The Delgado study was designed to evaluate the most efficacious route and dose of progesterone. While the overall survival rate was 48% (approximately twice the historical control rate with mifepristone alone), all doses and routes except vaginal suppositories significantly enhanced fetal survival. High dose oral progesterone (400 mg bid x 3 days then at bedtime through the first trimester) had a 68% survival and IM progesterone (200 mg IM for 3 days then every other day for 7 or more days) had a 64% survival and was most efficacious with 6 or more injections.

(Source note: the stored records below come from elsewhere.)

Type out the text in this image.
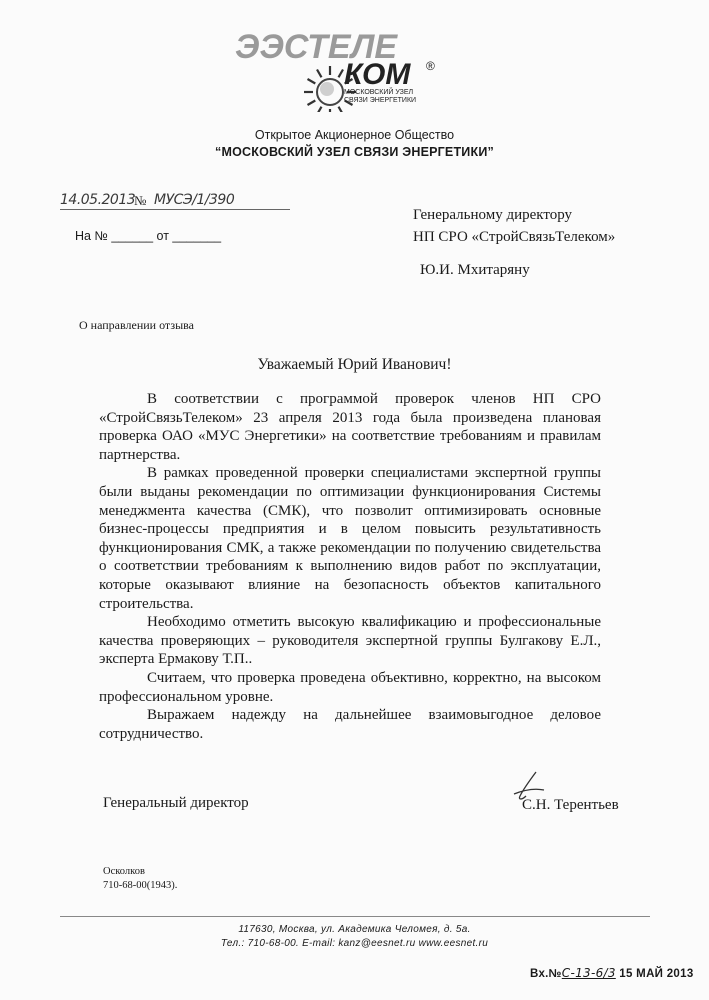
ЭЭСТЕЛЕ
КОМ ®
МОСКОВСКИЙ УЗЕЛ
СВЯЗИ ЭНЕРГЕТИКИ
Открытое Акционерное Общество
“МОСКОВСКИЙ УЗЕЛ СВЯЗИ ЭНЕРГЕТИКИ”
14.05.2013
№ МУСЭ/1/390
На № ______ от _______
Генеральному директору
НП СРО «СтройСвязьТелеком»
Ю.И. Мхитаряну
О направлении отзыва
Уважаемый Юрий Иванович!

В соответствии с программой проверок членов НП СРО «СтройСвязьТелеком» 23 апреля 2013 года была произведена плановая проверка ОАО «МУС Энергетики» на соответствие требованиям и правилам партнерства.

В рамках проведенной проверки специалистами экспертной группы были выданы рекомендации по оптимизации функционирования Системы менеджмента качества (СМК), что позволит оптимизировать основные бизнес-процессы предприятия и в целом повысить результативность функционирования СМК, а также рекомендации по получению свидетельства о соответствии требованиям к выполнению видов работ по эксплуатации, которые оказывают влияние на безопасность объектов капитального строительства.

Необходимо отметить высокую квалификацию и профессиональные качества проверяющих – руководителя экспертной группы Булгакову Е.Л., эксперта Ермакову Т.П..

Считаем, что проверка проведена объективно, корректно, на высоком профессиональном уровне.

Выражаем надежду на дальнейшее взаимовыгодное деловое сотрудничество.

Генеральный директор	С.Н. Терентьев
Осколков
710-68-00(1943).
117630, Москва, ул. Академика Челомея, д. 5а.
Тел.: 710-68-00. E-mail: kanz@eesnet.ru www.eesnet.ru
Вх.№С-13-6/3 15 МАЙ 2013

The 2018 Delgado study was an encouraging start, and ACPeds looks forward to a larger, more in-depth study in the near future. Meanwhile, ACPeds supports the use of this life-saving treatment for women who decide to choose life after starting a chemical abortion.
Conclusion
Induced abortions, whether chemical or surgical, can have serious complications that include hemorrhage, infection, and incomplete abortion. These complications may be increased when women self-administer chemical abortion drugs without benefit of an in-person evaluation by a provider. In addition, the failure to accurately evaluate GA, the failure to diagnose ectopic pregnancy with an ultrasound, and the lack of medical testing to screen for Rh status and sexually transmitted infections could potentially increase the risk associated with such self-managed abortions. Finally, without an in-person exam when the pills are dispensed and first dose taken, there is no way to assure that the person requesting the abortifacient is the same person who will be taking it, which could facilitate sexual abuse/trafficking. Women of childbearing age should be made aware of these risks, as well as the potential to reverse the deadly intent of chemical abortions.